Czy system ETS działa i przyczynia się do redukcji dwutlenku węgla, a także doprowadza do zahamowania zmian klimatu na tyle, że trzeba tak go hołubić i jeszcze radykalizować? Wydawałoby się, że tak, ale fakty są zupełnie inne. W 2023 r. globalne emisje dwutlenku węgla osiągną rekordowy poziom – prognozuje Międzynarodowa Agencja Energetyczna. Potem ma być jeszcze gorzej. To sprzeczne z tym, co zakładało porozumienie paryskie. Aby je zrealizować, emisja dwutlenku węgla powinna spadać o 7 proc. rocznie do 2030 r. Tymczasem co roku do atmosfery dostaje się 3,5 mld dwutlenku węgla więcej, niż zakładały prognozy. Państwa nie dają sobie także rady z inwestycjami w energetykę odnawialną. Inwestycje idą zbyt wolno, ale nikt także nie ma złudzeń – tzw. zielone technologie nie są na tyle wydajne i opłacalne, aby szybko zastępowały tradycyjne źródła energii.

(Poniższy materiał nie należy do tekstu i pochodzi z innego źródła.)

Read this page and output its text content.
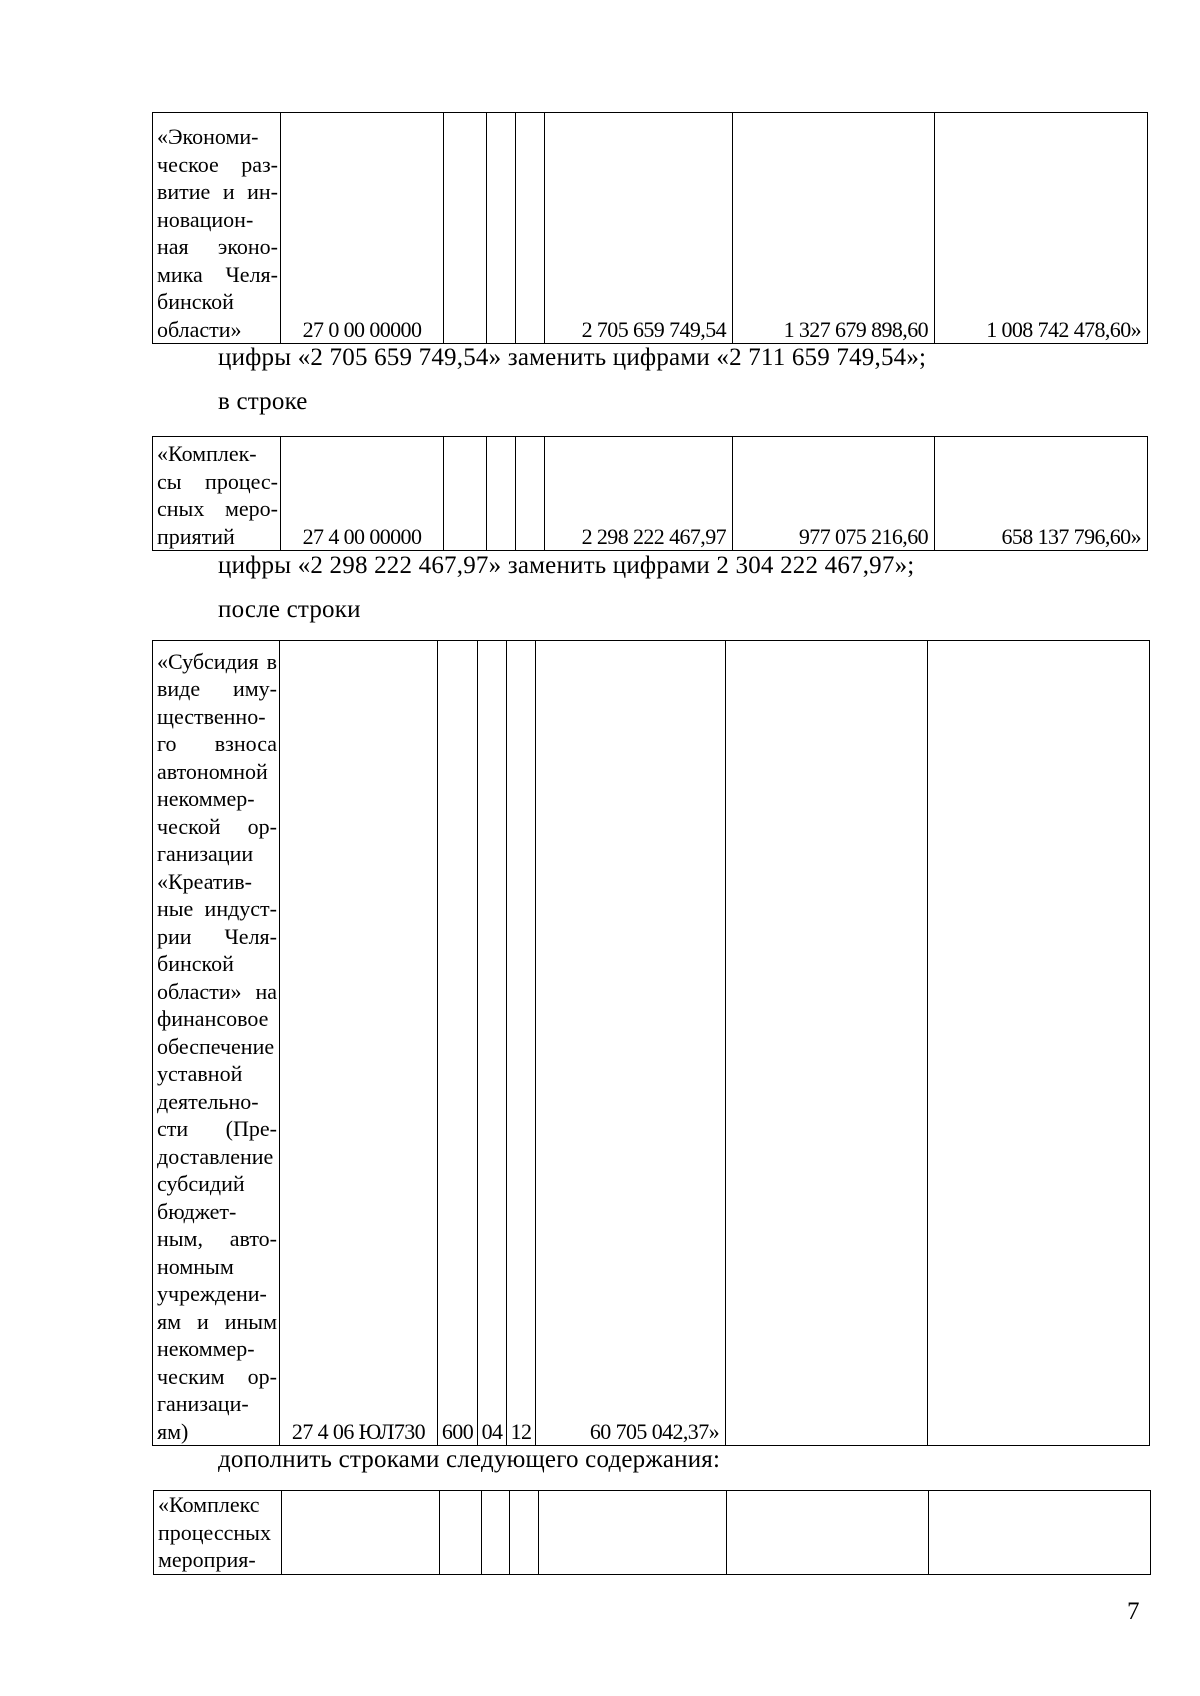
«Экономи-
ческое раз-
витие и ин-
новацион-
ная эконо-
мика Челя-
бинской
области»	27 0 00 00000				2 705 659 749,54	1 327 679 898,60	1 008 742 478,60»
цифры «2 705 659 749,54» заменить цифрами «2 711 659 749,54»;
в строке
«Комплек-
сы процес-
сных меро-
приятий	27 4 00 00000				2 298 222 467,97	977 075 216,60	658 137 796,60»
цифры «2 298 222 467,97» заменить цифрами 2 304 222 467,97»;
после строки
«Субсидия в
виде иму-
щественно-
го взноса
автономной
некоммер-
ческой ор-
ганизации
«Креатив-
ные индуст-
рии Челя-
бинской
области» на
финансовое
обеспечение
уставной
деятельно-
сти (Пре-
доставление
субсидий
бюджет-
ным, авто-
номным
учреждени-
ям и иным
некоммер-
ческим ор-
ганизаци-
ям)	27 4 06 ЮЛ730	600	04	12	60 705 042,37»		
дополнить строками следующего содержания:
«Комплекс
процессных
мероприя-

7
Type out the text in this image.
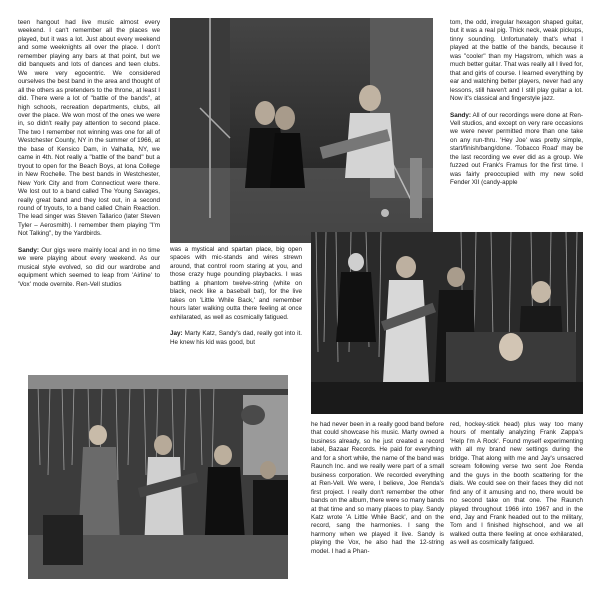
teen hangout had live music almost every weekend. I can't remember all the places we played, but it was a lot. Just about every weekend and some weeknights all over the place. I don't remember playing any bars at that point, but we did banquets and lots of dances and teen clubs. We were very egocentric. We considered ourselves the best band in the area and thought of all the others as pretenders to the throne, at least I did. There were a lot of "battle of the bands", at high schools, recreation departments, clubs, all over the place. We won most of the ones we were in, so didn't really pay attention to second place. The two I remember not winning was one for all of Westchester County, NY in the summer of 1966, at the base of Kensico Dam, in Valhalla, NY, we came in 4th. Not really a "battle of the band" but a tryout to open for the Beach Boys, at Iona College in New Rochelle. The best bands in Westchester, New York City and from Connecticut were there. We lost out to a band called The Young Savages, really great band and they lost out, in a second round of tryouts, to a band called Chain Reaction. The lead singer was Steven Tallarico (later Steven Tyler – Aerosmith). I remember them playing "I'm Not Talking", by the Yardbirds.

Sandy: Our gigs were mainly local and in no time we were playing about every weekend. As our musical style evolved, so did our wardrobe and equipment which seemed to leap from 'Airline' to 'Vox' mode overnite. Ren-Vell studios

tom, the odd, irregular hexagon shaped guitar, but it was a real pig. Thick neck, weak pickups, tinny sounding. Unfortunately that's what I played at the battle of the bands, because it was "cooler" than my Hagstrom, which was a much better guitar. That was really all I lived for, that and girls of course. I learned everything by ear and watching better players, never had any lessons, still haven't and I still play guitar a lot. Now it's classical and fingerstyle jazz.

Sandy: All of our recordings were done at Ren-Vell studios, and except on very rare occasions we were never permitted more than one take on any run-thru. 'Hey Joe' was pretty simple, start/finish/bang/done. 'Tobacco Road' may be the last recording we ever did as a group. We fuzzed out Frank's Framus for the first time. I was fairly preoccupied with my new solid Fender XII (candy-apple

was a mystical and spartan place, big open spaces with mic-stands and wires strewn around, that control room staring at you, and those crazy huge pounding playbacks. I was battling a phantom twelve-string (white on black, neck like a baseball bat), for the live takes on 'Little While Back,' and remember hours later walking outta there feeling at once exhilarated, as well as cosmically fatigued.

Jay: Marty Katz, Sandy's dad, really got into it. He knew his kid was good, but

he had never been in a really good band before that could showcase his music. Marty owned a business already, so he just created a record label, Bazaar Records. He paid for everything and for a short while, the name of the band was Raunch Inc. and we really were part of a small business corporation. We recorded everything at Ren-Vell. We were, I believe, Joe Renda's first project. I really don't remember the other bands on the album, there were so many bands at that time and so many places to play. Sandy Katz wrote 'A Little While Back', and on the record, sang the harmonies. I sang the harmony when we played it live. Sandy is playing the Vox, he also had the 12-string model. I had a Phan-

red, hockey-stick head) plus way too many hours of mentally analyzing Frank Zappa's 'Help I'm A Rock'. Found myself experimenting with all my brand new settings during the bridge. That along with me and Jay's unsacred scream following verse two sent Joe Renda and the guys in the booth scattering for the dials. We could see on their faces they did not find any of it amusing and no, there would be no second take on that one. The Raunch played throughout 1966 into 1967 and in the end, Jay and Frank headed out to the military, Tom and I finished highschool, and we all walked outta there feeling at once exhilarated, as well as cosmically fatigued.
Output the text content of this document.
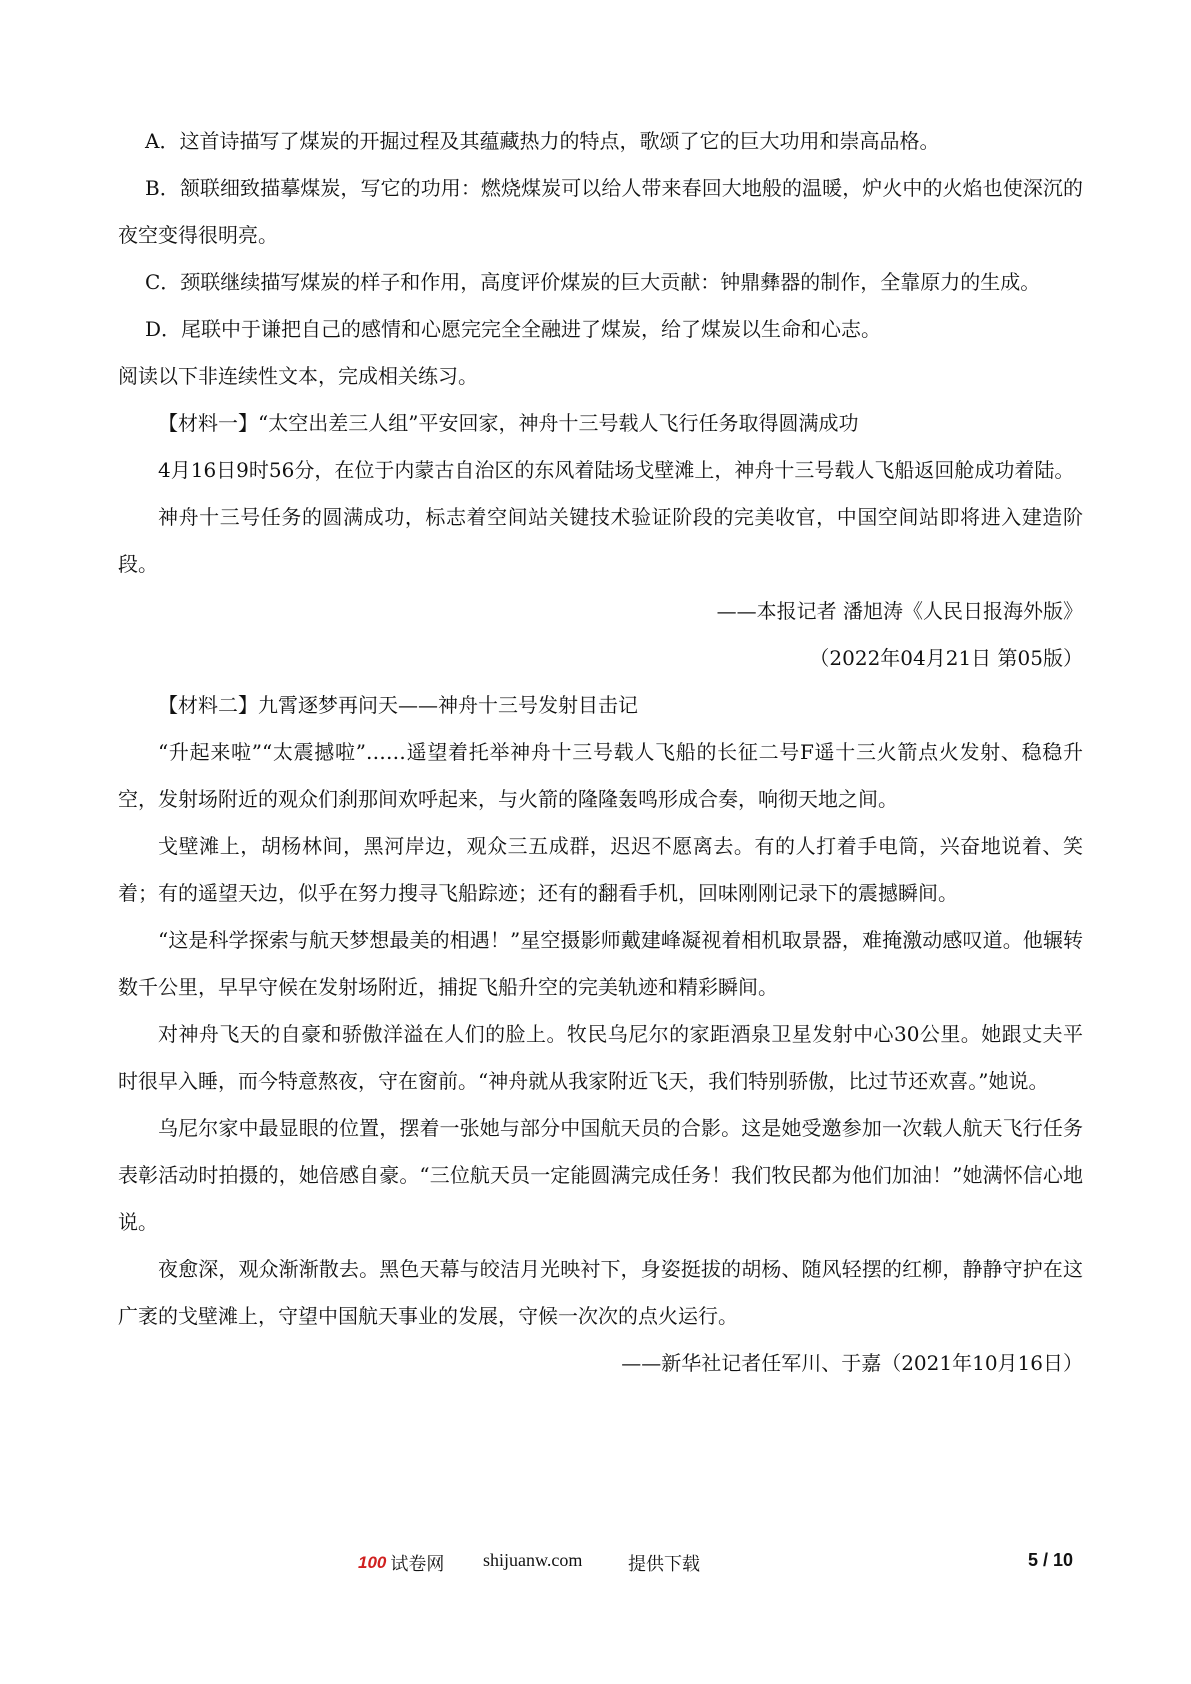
A．这首诗描写了煤炭的开掘过程及其蕴藏热力的特点，歌颂了它的巨大功用和崇高品格。

B．颔联细致描摹煤炭，写它的功用：燃烧煤炭可以给人带来春回大地般的温暖，炉火中的火焰也使深沉的夜空变得很明亮。

C．颈联继续描写煤炭的样子和作用，高度评价煤炭的巨大贡献：钟鼎彝器的制作，全靠原力的生成。

D．尾联中于谦把自己的感情和心愿完完全全融进了煤炭，给了煤炭以生命和心志。

阅读以下非连续性文本，完成相关练习。

【材料一】“太空出差三人组”平安回家，神舟十三号载人飞行任务取得圆满成功

4月16日9时56分，在位于内蒙古自治区的东风着陆场戈壁滩上，神舟十三号载人飞船返回舱成功着陆。

神舟十三号任务的圆满成功，标志着空间站关键技术验证阶段的完美收官，中国空间站即将进入建造阶段。

——本报记者 潘旭涛《人民日报海外版》

（2022年04月21日 第05版）

【材料二】九霄逐梦再问天——神舟十三号发射目击记

“升起来啦”“太震撼啦”……遥望着托举神舟十三号载人飞船的长征二号F遥十三火箭点火发射、稳稳升空，发射场附近的观众们刹那间欢呼起来，与火箭的隆隆轰鸣形成合奏，响彻天地之间。

戈壁滩上，胡杨林间，黑河岸边，观众三五成群，迟迟不愿离去。有的人打着手电筒，兴奋地说着、笑着；有的遥望天边，似乎在努力搜寻飞船踪迹；还有的翻看手机，回味刚刚记录下的震撼瞬间。

“这是科学探索与航天梦想最美的相遇！”星空摄影师戴建峰凝视着相机取景器，难掩激动感叹道。他辗转数千公里，早早守候在发射场附近，捕捉飞船升空的完美轨迹和精彩瞬间。

对神舟飞天的自豪和骄傲洋溢在人们的脸上。牧民乌尼尔的家距酒泉卫星发射中心30公里。她跟丈夫平时很早入睡，而今特意熬夜，守在窗前。“神舟就从我家附近飞天，我们特别骄傲，比过节还欢喜。”她说。

乌尼尔家中最显眼的位置，摆着一张她与部分中国航天员的合影。这是她受邀参加一次载人航天飞行任务表彰活动时拍摄的，她倍感自豪。“三位航天员一定能圆满完成任务！我们牧民都为他们加油！”她满怀信心地说。

夜愈深，观众渐渐散去。黑色天幕与皎洁月光映衬下，身姿挺拔的胡杨、随风轻摆的红柳，静静守护在这广袤的戈壁滩上，守望中国航天事业的发展，守候一次次的点火运行。

——新华社记者任军川、于嘉（2021年10月16日）

100 试卷网 shijuanw.com	提供下载	5 / 10
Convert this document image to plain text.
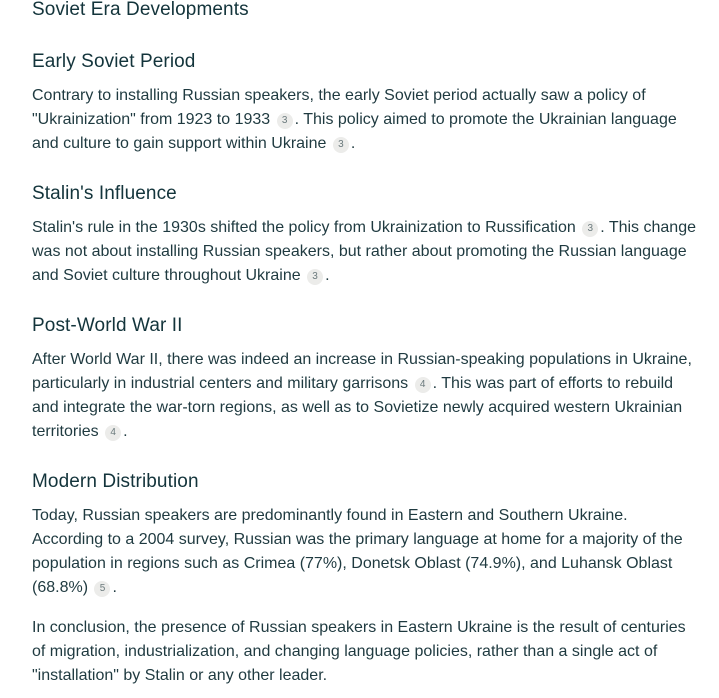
Soviet Era Developments
Early Soviet Period

Contrary to installing Russian speakers, the early Soviet period actually saw a policy of "Ukrainization" from 1923 to 1933 3 . This policy aimed to promote the Ukrainian language and culture to gain support within Ukraine 3 .

Stalin's Influence

Stalin's rule in the 1930s shifted the policy from Ukrainization to Russification 3 . This change was not about installing Russian speakers, but rather about promoting the Russian language and Soviet culture throughout Ukraine 3 .

Post-World War II

After World War II, there was indeed an increase in Russian-speaking populations in Ukraine, particularly in industrial centers and military garrisons 4 . This was part of efforts to rebuild and integrate the war-torn regions, as well as to Sovietize newly acquired western Ukrainian territories 4 .

Modern Distribution

Today, Russian speakers are predominantly found in Eastern and Southern Ukraine. According to a 2004 survey, Russian was the primary language at home for a majority of the population in regions such as Crimea (77%), Donetsk Oblast (74.9%), and Luhansk Oblast (68.8%) 5 .

In conclusion, the presence of Russian speakers in Eastern Ukraine is the result of centuries of migration, industrialization, and changing language policies, rather than a single act of "installation" by Stalin or any other leader.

Fit for 55 dokręca śrubę jeszcze bardziej, ale trudno uwierzyć, że jakiekolwiek państwo potraktuje program poważnie, skoro nie radzi sobie ze spełnianiem i tak już drakońskich wymagań narzucanych przez unijnych urzędników.
Autor jest założycielem i dyrektorem Instytutu Globalizacji (www.globalizacja.org)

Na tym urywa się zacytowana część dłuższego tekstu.